短編詐欺に思われたら申し訳御座いません。


注意事項2

虐待の話。

親を愛さない赤ん坊は居ないんですよ。

子供は無条件に親を愛するよ。愛さないのは親の方だ。彼女はそう一言だけ言って、読んでいた本を手渡した。

昔からぼんやりとしている。何を考えているかよく分からない。けれども時折吐き出す言葉は酷く人の胸を抉って、中々治してはくれなかった。

彼女の真意を知る為に、彼女から借りた本を読んでみる事にした。親から虐待を受けている子が、それでも親を愛する話だった。どれ程体に青アザ付けても、骨が折れても、それでも親に対して愛してると言う子の話だった。余りにも歪んだ無垢なる子供の愛情だった。


「どうだった?」

渡り廊下でばったりと会った時、彼女はぼんやりとした顔で僕の顔を見詰めていた。相変わらず亡霊の様に儚く、何処か虚ろな表情は全くもって真意が読めない。

僕は持っていた文庫本を彼女に返す。彼女は黙って受け取った。

「あんまり後味の良い終わりではなかったよ。その子の思いが報われる事も無かったし」

あの物語の結末は女の子が虐待の果てに亡くなった。白い素肌を全て青アザで染めるくらいの虐待を受けて亡くなった。それでも女の子は死ぬ最後の時まで実の親に向かって『愛してる』と言い続けた。

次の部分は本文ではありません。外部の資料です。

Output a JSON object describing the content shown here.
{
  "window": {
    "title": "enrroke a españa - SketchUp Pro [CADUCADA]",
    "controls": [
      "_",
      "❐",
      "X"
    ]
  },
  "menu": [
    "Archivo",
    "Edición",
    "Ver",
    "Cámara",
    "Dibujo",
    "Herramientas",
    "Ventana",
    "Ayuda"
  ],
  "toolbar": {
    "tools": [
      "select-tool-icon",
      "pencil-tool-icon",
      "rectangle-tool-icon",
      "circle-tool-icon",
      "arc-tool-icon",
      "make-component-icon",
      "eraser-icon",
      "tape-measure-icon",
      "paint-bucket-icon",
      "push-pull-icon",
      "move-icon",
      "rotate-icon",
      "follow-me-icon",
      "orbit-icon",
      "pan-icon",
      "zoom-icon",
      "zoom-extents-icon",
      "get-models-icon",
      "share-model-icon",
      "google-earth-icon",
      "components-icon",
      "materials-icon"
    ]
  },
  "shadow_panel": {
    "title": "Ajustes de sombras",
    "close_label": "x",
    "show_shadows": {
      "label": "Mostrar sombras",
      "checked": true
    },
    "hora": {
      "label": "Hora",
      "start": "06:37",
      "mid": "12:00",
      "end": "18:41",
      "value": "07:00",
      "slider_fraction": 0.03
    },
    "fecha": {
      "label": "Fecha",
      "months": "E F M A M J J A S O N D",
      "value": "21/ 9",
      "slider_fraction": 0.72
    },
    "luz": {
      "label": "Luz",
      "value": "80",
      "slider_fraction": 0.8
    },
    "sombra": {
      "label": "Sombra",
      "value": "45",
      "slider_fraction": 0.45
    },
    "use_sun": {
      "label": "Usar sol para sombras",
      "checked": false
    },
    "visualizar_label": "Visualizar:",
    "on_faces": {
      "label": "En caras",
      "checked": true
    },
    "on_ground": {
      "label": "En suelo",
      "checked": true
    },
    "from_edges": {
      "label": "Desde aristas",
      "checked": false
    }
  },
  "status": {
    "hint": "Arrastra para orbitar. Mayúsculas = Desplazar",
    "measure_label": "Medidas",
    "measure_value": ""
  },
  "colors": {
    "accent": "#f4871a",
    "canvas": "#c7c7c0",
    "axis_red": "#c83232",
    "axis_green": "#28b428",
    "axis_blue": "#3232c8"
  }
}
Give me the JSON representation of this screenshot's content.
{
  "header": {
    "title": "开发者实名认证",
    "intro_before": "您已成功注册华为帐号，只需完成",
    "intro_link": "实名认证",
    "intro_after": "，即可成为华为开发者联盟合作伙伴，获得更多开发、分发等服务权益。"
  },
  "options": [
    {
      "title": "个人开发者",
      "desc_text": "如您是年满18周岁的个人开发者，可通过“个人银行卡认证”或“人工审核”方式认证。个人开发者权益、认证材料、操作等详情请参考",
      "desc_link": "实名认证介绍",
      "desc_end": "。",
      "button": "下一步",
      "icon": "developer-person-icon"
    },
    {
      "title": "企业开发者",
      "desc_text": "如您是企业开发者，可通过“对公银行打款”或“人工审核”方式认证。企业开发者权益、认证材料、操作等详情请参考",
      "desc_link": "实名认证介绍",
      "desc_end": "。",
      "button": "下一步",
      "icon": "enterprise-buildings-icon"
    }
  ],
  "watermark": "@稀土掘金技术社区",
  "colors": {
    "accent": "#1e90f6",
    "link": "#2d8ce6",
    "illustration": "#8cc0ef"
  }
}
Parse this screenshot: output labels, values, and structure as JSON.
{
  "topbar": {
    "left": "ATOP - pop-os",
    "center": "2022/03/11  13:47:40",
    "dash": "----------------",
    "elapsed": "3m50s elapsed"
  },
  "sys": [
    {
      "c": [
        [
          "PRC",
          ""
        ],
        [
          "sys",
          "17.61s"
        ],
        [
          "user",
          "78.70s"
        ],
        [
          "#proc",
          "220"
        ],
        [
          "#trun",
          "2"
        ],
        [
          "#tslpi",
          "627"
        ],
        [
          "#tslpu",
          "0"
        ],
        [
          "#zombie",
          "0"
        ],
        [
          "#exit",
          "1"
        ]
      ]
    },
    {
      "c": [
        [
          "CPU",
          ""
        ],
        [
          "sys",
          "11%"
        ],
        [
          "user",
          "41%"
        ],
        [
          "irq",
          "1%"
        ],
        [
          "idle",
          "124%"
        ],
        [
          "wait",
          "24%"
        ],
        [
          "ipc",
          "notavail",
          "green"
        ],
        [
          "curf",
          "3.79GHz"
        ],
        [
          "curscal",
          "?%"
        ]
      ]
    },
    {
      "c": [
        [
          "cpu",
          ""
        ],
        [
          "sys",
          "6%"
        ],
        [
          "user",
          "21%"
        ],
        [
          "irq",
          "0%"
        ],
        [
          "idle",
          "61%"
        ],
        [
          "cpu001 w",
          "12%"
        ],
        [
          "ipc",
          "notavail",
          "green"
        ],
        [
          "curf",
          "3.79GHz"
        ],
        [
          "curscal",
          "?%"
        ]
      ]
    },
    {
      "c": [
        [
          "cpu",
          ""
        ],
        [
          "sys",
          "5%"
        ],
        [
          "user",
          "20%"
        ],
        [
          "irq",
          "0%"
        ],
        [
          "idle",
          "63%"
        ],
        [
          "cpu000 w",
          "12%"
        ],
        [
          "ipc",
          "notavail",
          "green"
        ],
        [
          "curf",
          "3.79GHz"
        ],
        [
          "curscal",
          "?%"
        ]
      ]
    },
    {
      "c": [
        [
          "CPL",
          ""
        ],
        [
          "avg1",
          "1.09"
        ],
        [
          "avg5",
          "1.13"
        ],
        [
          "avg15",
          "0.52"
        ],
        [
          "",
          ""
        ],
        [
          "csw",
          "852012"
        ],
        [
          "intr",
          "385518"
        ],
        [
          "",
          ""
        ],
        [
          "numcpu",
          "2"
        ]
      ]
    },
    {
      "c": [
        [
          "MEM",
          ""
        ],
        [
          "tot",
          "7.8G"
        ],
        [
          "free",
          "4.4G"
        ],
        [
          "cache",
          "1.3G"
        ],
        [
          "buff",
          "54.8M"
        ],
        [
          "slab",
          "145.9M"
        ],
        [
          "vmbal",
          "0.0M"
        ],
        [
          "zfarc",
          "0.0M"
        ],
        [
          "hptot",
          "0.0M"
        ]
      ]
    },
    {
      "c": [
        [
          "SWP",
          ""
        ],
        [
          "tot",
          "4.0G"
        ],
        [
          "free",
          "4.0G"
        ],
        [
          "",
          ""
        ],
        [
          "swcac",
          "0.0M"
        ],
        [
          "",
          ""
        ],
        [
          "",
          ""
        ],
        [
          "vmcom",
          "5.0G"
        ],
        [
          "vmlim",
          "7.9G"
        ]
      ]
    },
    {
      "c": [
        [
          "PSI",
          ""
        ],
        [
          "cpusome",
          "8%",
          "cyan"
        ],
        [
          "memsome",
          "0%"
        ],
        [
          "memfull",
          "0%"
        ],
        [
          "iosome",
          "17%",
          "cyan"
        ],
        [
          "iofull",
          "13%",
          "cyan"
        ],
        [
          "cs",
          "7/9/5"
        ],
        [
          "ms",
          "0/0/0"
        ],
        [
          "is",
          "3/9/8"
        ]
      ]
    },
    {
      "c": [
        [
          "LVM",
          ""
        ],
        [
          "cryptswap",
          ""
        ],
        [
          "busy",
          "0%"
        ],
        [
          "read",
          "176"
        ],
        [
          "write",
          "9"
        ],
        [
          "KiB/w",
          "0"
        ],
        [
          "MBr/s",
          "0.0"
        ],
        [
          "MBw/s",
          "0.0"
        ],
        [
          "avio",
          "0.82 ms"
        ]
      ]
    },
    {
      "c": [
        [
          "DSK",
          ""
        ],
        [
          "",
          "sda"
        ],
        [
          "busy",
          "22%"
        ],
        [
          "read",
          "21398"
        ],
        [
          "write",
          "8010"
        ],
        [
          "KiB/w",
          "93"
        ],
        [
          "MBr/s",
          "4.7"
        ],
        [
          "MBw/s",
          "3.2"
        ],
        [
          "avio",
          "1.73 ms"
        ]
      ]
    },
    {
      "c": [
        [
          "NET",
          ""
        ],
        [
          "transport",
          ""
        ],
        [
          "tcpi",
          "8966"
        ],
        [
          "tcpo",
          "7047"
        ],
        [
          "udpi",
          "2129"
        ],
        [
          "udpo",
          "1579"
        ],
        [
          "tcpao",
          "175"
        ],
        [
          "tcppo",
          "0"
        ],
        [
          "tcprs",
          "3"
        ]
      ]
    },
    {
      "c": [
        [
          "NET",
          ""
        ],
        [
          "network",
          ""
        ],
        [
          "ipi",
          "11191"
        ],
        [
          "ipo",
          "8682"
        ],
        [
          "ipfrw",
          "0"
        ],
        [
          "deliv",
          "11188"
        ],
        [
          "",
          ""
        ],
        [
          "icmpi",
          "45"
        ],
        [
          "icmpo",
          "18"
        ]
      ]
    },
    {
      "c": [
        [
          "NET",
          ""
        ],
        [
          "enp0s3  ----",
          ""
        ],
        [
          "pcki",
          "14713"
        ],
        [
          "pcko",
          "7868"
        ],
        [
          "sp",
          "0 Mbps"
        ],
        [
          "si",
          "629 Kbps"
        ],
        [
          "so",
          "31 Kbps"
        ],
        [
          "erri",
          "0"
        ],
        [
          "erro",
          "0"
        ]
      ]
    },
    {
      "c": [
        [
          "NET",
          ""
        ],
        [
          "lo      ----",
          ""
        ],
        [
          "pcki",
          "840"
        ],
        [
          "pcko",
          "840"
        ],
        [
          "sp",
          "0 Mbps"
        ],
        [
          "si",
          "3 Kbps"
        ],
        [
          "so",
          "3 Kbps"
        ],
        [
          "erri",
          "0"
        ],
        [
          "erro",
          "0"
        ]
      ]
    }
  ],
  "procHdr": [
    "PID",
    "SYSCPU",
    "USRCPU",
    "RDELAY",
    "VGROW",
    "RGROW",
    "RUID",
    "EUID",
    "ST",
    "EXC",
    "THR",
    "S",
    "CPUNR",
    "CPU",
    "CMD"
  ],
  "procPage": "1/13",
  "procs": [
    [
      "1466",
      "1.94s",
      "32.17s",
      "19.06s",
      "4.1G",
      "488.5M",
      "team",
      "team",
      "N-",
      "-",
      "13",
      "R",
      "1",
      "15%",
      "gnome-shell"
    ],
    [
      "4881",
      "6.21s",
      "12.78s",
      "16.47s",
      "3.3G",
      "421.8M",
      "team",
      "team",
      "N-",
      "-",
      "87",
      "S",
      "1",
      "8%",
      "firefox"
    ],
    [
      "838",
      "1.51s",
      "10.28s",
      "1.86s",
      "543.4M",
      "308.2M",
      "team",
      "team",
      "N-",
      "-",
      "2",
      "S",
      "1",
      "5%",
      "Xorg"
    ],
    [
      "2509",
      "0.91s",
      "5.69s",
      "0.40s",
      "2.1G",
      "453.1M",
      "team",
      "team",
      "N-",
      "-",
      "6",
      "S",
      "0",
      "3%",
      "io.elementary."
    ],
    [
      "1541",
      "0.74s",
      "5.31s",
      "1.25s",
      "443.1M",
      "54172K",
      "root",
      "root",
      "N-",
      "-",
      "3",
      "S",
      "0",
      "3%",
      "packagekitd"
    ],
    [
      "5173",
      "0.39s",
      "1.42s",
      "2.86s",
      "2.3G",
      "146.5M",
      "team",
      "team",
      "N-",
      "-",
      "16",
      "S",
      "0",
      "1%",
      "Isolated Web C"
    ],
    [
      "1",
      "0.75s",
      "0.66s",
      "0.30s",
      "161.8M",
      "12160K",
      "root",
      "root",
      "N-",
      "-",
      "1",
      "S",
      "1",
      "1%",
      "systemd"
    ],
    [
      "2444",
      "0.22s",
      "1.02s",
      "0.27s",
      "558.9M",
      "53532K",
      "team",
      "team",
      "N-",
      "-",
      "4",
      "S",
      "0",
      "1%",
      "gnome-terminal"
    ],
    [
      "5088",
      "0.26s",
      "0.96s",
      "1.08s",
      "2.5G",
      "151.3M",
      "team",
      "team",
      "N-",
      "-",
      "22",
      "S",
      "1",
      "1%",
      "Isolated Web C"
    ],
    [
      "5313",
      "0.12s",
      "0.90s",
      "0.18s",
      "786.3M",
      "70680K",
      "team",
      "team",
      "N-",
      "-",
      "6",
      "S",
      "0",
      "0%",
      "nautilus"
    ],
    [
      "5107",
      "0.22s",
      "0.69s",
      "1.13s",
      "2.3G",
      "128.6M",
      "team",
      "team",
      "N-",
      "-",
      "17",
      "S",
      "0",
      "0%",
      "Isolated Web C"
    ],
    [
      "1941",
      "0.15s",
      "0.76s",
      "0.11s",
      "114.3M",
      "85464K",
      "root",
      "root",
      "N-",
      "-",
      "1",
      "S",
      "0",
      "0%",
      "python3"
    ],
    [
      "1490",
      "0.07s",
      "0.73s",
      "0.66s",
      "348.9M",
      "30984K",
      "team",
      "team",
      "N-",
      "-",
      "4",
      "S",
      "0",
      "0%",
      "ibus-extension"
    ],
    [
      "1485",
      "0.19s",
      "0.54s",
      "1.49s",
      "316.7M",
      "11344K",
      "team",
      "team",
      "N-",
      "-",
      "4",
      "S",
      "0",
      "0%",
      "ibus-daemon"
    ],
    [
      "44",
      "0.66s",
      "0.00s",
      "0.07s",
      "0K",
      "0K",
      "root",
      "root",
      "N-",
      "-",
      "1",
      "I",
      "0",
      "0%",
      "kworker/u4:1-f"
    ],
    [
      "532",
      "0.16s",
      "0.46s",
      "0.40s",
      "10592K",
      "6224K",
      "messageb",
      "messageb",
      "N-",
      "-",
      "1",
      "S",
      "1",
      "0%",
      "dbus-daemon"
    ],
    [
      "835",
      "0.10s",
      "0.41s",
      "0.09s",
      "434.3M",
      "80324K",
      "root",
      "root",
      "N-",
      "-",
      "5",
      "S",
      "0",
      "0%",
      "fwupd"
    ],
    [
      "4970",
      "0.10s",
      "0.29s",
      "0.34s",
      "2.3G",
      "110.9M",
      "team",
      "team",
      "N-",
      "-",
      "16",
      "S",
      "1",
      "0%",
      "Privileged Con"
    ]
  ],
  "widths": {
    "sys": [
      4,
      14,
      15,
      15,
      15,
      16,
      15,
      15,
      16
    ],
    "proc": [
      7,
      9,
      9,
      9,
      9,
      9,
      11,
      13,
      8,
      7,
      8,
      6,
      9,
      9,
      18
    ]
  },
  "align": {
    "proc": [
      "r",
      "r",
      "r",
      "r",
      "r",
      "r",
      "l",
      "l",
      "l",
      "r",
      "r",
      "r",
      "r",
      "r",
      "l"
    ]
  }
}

「そう。私も同じ。よく『子供を愛さない親なんて居ない』って言うけれど、普通は逆なんだよ。『親を愛さない子供は居ない』の。だって親以外の人なんか知らないから。その人に縋り付く事でしか生きていけないから。だから一生懸命子供は親を愛するんだよ。それでも親が子供を嫌い続けたら、何時しか子供の方が嫌って親を愛さなくなるの。だからこの物語は特例。本当に特例」

言い終わるのを見計らった様に僕らの間に風が吹き抜けた。それは彼女のスカートのラインを思い切り捲り上げると、太ももを晒した。彼女は押さえ付けようともせず、ただぼんやりと立っていた。その時に見えた光景は、この物語に登場する女の子のようだった。

「私も親を愛するわ」

「……」

そう言って僕の隣を去る。引き止める事は出来なかった。

親になった事はありませんが、そうやって無条件に愛し、愛された事はあります。

どんな扱いを受けても、幼い子は親やら兄姉を愛します。

それでも耐えられなくなったら、相手を嫌うし憎むんです。


ふと仕事をしていて思いついたお話です。

物凄く生々しい話。

けれどもこれこそが本質だと思います。


最後はあえてぼかしました。

ただ一つ言えるのは『この子も小説の子と同じような物を持っている』という事だけです。


あの方の小説の親子関係は、何時もこれに帰する気が……。